I’ve been working on some apps for 4.0 and finally I can talk details. Over the next couple posts I’ll walk though creating a simple app using the new UI tools and a little XML. This is all based off the Apache logs on my server, so first a little background on how I’ve configured my 4.0 instance.
I have a typical small server whose primary purpose is to host a dozen or so low traffic websites. One site gets half my hits, three more most of the rest and the stragglers round out the lot attracting bots. Each virtual host has separate access_log and error_log files but all use the same format: access_common.
To take advantage of the new multi-index search in Splunk 4, I’ve set up my instance to use different indexes for various sources. In my case, it’s by person, as I have several groups of sites managed by a particular admin. The indexes are named www_something so as the overall administrator I can search across all of them with “index=www_*” and still not have to touch the other system events I’ve got going into the main index. I have also set up roles so each admin sees only the relevant data (and isn’t confused by the rest.) All the config is explained in the docs, so I won’t go over it right now.

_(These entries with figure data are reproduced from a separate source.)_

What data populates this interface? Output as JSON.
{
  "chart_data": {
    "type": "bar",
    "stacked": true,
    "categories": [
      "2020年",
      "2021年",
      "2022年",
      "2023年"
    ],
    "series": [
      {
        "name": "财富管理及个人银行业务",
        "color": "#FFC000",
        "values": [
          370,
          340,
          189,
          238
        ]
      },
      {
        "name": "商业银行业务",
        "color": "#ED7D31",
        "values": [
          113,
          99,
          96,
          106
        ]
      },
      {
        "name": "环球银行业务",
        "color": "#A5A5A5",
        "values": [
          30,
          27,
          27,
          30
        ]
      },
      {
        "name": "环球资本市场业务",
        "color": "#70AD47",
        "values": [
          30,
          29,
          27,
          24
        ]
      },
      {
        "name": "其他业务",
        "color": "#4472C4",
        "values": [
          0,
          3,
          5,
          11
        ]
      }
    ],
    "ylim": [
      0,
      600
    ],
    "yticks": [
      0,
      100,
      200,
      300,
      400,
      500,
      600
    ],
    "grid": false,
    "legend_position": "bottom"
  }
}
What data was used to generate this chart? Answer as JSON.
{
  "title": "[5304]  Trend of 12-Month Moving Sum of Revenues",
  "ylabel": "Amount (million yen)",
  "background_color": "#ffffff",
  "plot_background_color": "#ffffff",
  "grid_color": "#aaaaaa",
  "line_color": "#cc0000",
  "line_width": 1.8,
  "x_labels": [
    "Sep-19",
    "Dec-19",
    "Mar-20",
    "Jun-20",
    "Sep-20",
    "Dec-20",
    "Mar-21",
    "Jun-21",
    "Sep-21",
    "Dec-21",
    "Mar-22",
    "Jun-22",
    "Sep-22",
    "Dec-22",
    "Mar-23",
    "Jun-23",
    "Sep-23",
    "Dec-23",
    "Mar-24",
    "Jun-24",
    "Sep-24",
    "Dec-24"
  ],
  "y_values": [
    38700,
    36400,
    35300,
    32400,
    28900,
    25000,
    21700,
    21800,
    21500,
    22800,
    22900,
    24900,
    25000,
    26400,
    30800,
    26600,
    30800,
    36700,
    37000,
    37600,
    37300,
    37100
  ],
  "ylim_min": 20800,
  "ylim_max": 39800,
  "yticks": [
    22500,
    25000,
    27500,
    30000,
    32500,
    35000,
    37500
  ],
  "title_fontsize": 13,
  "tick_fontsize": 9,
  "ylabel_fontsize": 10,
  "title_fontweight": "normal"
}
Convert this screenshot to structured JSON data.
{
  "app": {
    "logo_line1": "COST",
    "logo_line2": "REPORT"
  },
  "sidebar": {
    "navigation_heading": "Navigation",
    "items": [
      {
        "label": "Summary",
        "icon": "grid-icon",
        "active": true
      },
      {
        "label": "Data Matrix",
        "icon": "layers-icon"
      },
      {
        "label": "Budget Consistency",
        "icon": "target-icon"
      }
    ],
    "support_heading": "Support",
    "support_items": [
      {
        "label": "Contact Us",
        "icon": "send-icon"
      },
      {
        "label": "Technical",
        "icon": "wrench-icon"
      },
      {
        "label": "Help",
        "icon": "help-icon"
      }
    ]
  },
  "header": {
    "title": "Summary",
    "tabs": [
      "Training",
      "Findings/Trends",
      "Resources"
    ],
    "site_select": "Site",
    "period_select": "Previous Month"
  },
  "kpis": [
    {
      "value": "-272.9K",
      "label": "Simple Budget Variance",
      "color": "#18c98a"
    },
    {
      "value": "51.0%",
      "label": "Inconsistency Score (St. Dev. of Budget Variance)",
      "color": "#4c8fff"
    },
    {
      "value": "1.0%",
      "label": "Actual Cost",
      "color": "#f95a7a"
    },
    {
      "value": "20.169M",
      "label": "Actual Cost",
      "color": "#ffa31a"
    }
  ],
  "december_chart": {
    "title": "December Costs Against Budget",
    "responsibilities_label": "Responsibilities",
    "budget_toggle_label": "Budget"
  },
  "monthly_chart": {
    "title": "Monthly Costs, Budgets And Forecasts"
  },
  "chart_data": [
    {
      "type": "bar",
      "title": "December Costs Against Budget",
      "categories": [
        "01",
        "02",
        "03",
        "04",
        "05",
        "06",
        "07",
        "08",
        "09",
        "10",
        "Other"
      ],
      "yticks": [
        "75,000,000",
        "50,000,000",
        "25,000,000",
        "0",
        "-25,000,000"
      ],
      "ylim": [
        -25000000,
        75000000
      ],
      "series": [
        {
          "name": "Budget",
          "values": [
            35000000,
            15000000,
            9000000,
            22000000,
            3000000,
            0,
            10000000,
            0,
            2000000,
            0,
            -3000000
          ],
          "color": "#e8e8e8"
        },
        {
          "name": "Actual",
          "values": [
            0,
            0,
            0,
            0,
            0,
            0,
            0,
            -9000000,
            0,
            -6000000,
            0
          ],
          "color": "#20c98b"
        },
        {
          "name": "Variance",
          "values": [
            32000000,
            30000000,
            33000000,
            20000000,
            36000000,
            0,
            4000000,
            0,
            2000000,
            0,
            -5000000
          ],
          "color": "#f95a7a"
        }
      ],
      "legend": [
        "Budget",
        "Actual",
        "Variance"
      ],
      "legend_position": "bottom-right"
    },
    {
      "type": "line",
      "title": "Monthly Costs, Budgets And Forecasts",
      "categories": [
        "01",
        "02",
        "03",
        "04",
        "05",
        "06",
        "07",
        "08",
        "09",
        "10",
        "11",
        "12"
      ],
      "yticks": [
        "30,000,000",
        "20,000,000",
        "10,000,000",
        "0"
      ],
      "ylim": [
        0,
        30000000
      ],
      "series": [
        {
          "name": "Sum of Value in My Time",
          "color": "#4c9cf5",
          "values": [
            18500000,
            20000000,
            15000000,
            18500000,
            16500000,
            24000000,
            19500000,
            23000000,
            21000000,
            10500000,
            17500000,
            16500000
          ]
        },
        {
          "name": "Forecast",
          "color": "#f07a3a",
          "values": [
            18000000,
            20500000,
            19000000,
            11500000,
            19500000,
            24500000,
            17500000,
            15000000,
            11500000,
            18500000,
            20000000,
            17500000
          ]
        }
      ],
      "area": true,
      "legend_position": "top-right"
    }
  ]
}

There are several reasons to do this. With each broad class of data in a separate index, I can apply different retention policies to each. This can be a big deal for high-traffic webservers where you might want to keep the OS logs around longer than the web logs.
Next, if you can divide your data into discrete categories it makes it easier to assign roles to access only certain parts of it. “All your stuff is in your index” is a much simpler policy to enforce than “You get this, and that, and this other thing…” and so on. You can do that, and with excruciating granularity, via search filters, but under the hood what it does is tack stuff onto your search. This can lead to some pretty hairy searches as splunkd has to decide which results it’s looked through actually should get returned.
The most important is search performance: data can be pulled off disk only so fast. If there is less of it to slog through at once, the files that are looked at are more likely to be relevant and your search will complete faster.